– Вот вы, Валюша, тоже слабо говорите по-русски. Завкафедрой. Ну что такое завкафедрой? Нет такого слова в русском языке.
Да что она понимала, эта Сузи, обиженно подумала я. Она никогда в советском вузе не училась! Только пять классов школы за плечами. А язык – это живой организм, он развивается. Я не стала вслух с ней спорить. Лишь скосила глаза на развешанные в ее комнатке-мастерской ее же городские пейзажи, иногда с нарушениями перспективы, чуть косые.
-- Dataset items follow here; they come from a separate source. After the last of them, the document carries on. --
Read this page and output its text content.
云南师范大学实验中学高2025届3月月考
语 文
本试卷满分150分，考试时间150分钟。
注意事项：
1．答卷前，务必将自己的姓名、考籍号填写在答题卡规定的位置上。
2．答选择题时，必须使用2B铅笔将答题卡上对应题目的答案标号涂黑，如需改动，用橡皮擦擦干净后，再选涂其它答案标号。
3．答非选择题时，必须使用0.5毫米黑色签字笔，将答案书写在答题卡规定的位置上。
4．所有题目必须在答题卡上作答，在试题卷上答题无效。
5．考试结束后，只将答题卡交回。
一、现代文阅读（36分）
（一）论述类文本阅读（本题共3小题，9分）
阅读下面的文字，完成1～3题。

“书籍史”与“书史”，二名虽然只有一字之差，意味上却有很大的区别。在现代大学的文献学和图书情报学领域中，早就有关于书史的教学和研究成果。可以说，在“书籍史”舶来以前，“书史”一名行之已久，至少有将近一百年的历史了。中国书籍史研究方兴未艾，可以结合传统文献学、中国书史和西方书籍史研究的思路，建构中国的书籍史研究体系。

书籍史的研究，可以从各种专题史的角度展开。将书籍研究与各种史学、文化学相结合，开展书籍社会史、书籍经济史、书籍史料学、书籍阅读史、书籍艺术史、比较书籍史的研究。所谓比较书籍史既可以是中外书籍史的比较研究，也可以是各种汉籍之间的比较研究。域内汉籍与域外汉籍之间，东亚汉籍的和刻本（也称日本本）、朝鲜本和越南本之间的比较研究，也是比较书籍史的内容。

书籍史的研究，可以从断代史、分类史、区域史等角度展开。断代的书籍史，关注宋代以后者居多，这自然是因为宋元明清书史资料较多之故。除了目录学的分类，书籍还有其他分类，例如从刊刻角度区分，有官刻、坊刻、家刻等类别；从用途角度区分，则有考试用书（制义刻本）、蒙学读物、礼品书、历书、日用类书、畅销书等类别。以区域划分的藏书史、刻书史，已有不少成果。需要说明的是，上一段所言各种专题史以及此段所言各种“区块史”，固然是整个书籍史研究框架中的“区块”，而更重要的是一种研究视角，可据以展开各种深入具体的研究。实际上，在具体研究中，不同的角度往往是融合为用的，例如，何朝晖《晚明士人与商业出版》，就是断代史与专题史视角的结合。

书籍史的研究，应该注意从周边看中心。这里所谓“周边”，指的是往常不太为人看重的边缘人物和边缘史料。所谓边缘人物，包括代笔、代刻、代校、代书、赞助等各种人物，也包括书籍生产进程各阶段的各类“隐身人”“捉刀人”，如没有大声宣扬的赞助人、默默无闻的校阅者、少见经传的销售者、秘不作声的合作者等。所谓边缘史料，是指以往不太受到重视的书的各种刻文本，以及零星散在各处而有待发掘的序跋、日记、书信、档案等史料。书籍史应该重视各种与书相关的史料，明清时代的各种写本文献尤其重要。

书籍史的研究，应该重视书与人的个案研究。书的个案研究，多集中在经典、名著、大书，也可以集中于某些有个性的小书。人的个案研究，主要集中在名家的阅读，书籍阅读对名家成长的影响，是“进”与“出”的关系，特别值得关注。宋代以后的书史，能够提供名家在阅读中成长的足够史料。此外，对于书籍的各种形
В другую нашу встречу Сусанна мне поведала, что новые, вновь приехавшие, понаехавшие русские ей кажутся просто несносными по своему нахальству, неучтивости и плохому русскому (она опять меня легонько лягнула за мою завкафедру), хотя в то время я познакомила ее именно с завкафедрой русского языка нашего местного университета (в момент знакомства я подчеркнуто ушла от сокращения и обозвала этого господина Слуцкого полным наименованием, но по-французски, притом добавила, что это не кафедра русского языка, а кафедра славянских языков). Знакомство состоялось к большому взаимному интересу. Про него она в итоге своих наблюдений заметила, что он бурбон и бука (отчасти это было правдой, и хотя он был русский, а его миловидная подруга француженкой, она тоже прекрасно говорила по-русски, и про нее Сузи сказала, что Николь необычайно милая). Кстати, Слуцкий тоже обратил внимание на кривизну арабских пейзажей Сузи, а когда пришел к ней очередной соблазн пригвоздить всех в целом новоприбывших русских, Сузи развернула передо мной взволнованный рассказ о том, как ей довелось побывать «генералом» на свадьбе одной своей знакомой француженки, которая сочеталась браком с неким Игорем Хавкиным из Питера.
– Вы бы знали, Валентинушка, какой он красавец! Все при нем. И рост, и стать, и речи. В Питере служил водителем грузовых составов.
Начало Сузиной речи меня немного удивило. Пробраться во Францию под соусом брака было скорее дамской технологией, чем мужской. Тогда, по статистике, выданной в газете «Русская мысль» (Слуцкий, правда, сказал, что это еврейская мысль, и вообще он любил проехаться по адресу богоизбранной нации, несмотря на свое физическое сходство все-таки тоже с сыновьями древнего народа), в год заключалось по всей Франции одна тысяча русско-французских браков, и должны все-таки быть среди женихов и русские парни! Сузи в ответ на мои молчаливые размышления продолжила:
– Ну, может быть, он был водителем трамвая. А может быть, даже кондуктором. У нас нет уже кондукторов, все на автоматике, да и трамваев тут нет, а там у вас в Советской России могут быть и кондуктора.
– Мы уже постсоветская Россия, – тихо сказала я, привыкшая к тому, что Сузи признавала только монологи. Сузи мне даже показала тогда его фотографию и вообще фотографии всей свадьбы. Я запомнила лицо жениха, оно было слишком значительным и запоминающимся. Да, это был тот самый Игорь. Один раз мы даже с ним пересеклись в квартире Сузи, точнее, на ее лестнице: по просьбе Сузи он нес старый диван в подвальную кладовку. Она бегло нас познакомила и почему-то довольно бесцеремонно потом отправила его домой, не угостив даже чаем, только бросила на ходу, что занята картиной. Затем мы долго не встречались с Сузи, да я и перестала ходить в церковь на улице Жан-Жак Руссо, объяснив себе, что между Русской православной церковью и старокалендаристской нет дружеского общения, а это чем-то чревато, для меня по крайней мере: французский батюшка, который русского языка вообще не понимал, хотя Сузи обращалась к нему «батька» (а далее по-французски), запрещал нам, его прихожанам, ходить и причащаться в русскую или румынскую церковь.